[ExI] Fermi Paradox and Transcension
spike
spike66 at att.net
Thu Sep 13 03:32:38 UTC 2012
-----Original Message-----
From: extropy-chat-bounces at lists.extropy.org
[mailto:extropy-chat-bounces at lists.extropy.org] On Behalf Of Keith Henson
Sent: Wednesday, September 12, 2012 2:03 PM
To: extropy-chat at lists.extropy.org
Subject: Re: [ExI] Fermi Paradox and Transcension
On Wed, Sep 12, 2012 at 4:56 AM, "spike" <spike66 at att.net> wrote:
On Behalf Of Keith Henson
snip
>>...If you are trying to think fast, your physical layer needs to be as
> small as you can get it... Keith
>
>>... Ja, and its temperature goes up linearly as the inverse of the radius
> of orbit, all else being equal. spike
>..."Orbit" is where I get the disconnect.

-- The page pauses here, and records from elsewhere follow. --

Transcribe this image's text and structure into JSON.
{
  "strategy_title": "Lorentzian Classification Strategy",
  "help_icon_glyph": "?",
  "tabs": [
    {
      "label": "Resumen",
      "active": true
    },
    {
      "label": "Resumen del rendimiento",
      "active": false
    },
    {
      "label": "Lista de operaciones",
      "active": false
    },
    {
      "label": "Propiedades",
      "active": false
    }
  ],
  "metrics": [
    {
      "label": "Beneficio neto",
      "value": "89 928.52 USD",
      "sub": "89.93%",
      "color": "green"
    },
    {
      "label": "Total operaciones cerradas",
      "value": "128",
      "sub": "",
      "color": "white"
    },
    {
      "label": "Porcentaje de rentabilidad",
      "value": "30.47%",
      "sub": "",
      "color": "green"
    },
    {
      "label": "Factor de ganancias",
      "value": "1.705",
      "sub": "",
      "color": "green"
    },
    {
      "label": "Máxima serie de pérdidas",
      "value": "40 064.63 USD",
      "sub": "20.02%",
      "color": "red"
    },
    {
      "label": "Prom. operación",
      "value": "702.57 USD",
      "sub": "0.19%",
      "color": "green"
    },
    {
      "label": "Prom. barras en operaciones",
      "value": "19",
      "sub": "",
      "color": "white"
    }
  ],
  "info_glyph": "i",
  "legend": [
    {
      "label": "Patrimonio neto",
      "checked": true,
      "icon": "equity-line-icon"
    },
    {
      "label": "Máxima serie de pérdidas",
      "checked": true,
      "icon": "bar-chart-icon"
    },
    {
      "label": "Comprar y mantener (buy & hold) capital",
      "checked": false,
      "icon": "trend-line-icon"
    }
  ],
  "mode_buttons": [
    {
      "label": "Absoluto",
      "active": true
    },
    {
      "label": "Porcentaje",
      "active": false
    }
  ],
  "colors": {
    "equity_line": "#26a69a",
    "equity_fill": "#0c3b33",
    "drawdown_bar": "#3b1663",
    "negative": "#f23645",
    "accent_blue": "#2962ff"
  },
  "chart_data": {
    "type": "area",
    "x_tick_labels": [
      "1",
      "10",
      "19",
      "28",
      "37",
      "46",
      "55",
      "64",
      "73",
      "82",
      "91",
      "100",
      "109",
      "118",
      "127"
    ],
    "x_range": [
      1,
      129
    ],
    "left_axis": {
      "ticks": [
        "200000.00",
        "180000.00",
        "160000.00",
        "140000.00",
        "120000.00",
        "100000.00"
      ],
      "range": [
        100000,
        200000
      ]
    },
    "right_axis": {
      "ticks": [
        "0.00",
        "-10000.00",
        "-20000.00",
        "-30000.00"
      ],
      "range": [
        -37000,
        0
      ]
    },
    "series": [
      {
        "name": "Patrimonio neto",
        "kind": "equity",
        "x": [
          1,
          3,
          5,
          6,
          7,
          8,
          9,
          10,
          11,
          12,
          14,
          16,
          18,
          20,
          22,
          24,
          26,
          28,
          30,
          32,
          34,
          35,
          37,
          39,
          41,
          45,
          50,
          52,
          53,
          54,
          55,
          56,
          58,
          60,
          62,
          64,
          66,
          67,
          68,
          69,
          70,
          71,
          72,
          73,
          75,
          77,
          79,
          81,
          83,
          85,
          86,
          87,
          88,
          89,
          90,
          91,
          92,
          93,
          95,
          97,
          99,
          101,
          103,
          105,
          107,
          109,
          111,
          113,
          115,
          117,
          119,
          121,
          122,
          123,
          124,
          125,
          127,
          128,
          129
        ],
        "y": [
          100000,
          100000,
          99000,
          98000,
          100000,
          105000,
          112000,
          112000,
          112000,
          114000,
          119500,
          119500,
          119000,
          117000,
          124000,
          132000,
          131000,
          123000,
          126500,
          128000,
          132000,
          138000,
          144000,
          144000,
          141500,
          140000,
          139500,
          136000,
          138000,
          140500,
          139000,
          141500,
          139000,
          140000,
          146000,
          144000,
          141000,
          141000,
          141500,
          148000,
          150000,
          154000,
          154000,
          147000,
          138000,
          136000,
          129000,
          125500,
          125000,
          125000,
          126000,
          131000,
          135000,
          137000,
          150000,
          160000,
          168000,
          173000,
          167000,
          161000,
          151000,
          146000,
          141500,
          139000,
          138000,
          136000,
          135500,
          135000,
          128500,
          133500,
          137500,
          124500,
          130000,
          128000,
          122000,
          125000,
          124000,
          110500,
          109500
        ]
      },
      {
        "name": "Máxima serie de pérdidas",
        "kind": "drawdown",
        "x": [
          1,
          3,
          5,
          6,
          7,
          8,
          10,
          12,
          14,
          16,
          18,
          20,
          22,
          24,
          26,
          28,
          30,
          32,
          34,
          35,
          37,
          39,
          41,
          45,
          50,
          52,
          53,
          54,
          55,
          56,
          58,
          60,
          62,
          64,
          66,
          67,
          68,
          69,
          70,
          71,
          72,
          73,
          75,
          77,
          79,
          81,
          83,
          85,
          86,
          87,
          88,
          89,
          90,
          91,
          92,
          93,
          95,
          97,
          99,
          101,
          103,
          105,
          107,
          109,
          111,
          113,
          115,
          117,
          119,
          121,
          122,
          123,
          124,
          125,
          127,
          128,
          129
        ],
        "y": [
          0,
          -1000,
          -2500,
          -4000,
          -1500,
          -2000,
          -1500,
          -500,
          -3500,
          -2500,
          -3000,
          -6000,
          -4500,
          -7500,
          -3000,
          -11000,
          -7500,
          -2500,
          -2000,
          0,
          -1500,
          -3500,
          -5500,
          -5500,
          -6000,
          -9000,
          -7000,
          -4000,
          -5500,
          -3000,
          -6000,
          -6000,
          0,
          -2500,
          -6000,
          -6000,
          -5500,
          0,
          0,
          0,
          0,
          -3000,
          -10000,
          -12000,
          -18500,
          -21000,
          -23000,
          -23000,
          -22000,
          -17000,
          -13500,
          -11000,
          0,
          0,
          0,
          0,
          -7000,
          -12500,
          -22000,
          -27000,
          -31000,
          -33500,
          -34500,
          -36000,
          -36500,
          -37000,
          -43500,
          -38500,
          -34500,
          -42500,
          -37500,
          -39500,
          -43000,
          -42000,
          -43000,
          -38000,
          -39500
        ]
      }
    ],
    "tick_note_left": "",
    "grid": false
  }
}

>...Human brain is ~20 W. Sped up a million fold, perhaps 20 kW...I don't
want to rain on anyone's parade, but this doesn't seem like this works very
well for fundamental physics reasons....I think I first mentioned these
concerns almost two decades ago. Keith
_______________________________________________
Hmm, we may be looking at two different models of MBrain.
I imagine the nodes being about the disk about size of a DVD only much
thinner, running a processor similar to about what we had 30 yrs ago during
my misspent youth, a Z80-ish level processor with about a million
transistors, except with today's 20 nm features and today's power-conscious
CMOS components. Each node would have something like a Bluetooth
transmitter/receiver, able to transmit about 12 meters or so which is about
as far as a Bluetooth connection normally goes on the power levels available
to an MBrain node the size of a DVD. This allows each node to communicate
directly with about ~7000 other nodes.
The processor's job is to simulate a neuron and the related dendrites. I
have imagined a roughly spherical grouping of about 100 billion nodes with
an average spacing of about a meter, so that each node would occupy about a
cubic meter and the roughly spherical cluster would have a radius of about 3
km, or 10 light milliseconds.
For what I have in mind, the processors need not be particularly fast or
sophisticated.
Keith are you and I thinking about approximately the same thing?
In this model each node watches it's inputs and if everything is just right,
fires it's own simulated dendrite output.
I have no way of knowing if such a thing would ever simulate intelligence,
but I do have a way of knowing the alternative: a dead rock does not
simulate anything.
Note this isn't Rober't vision of an MBrain. I never could convince him
that we can't really capture all the star's energy, or even most of it.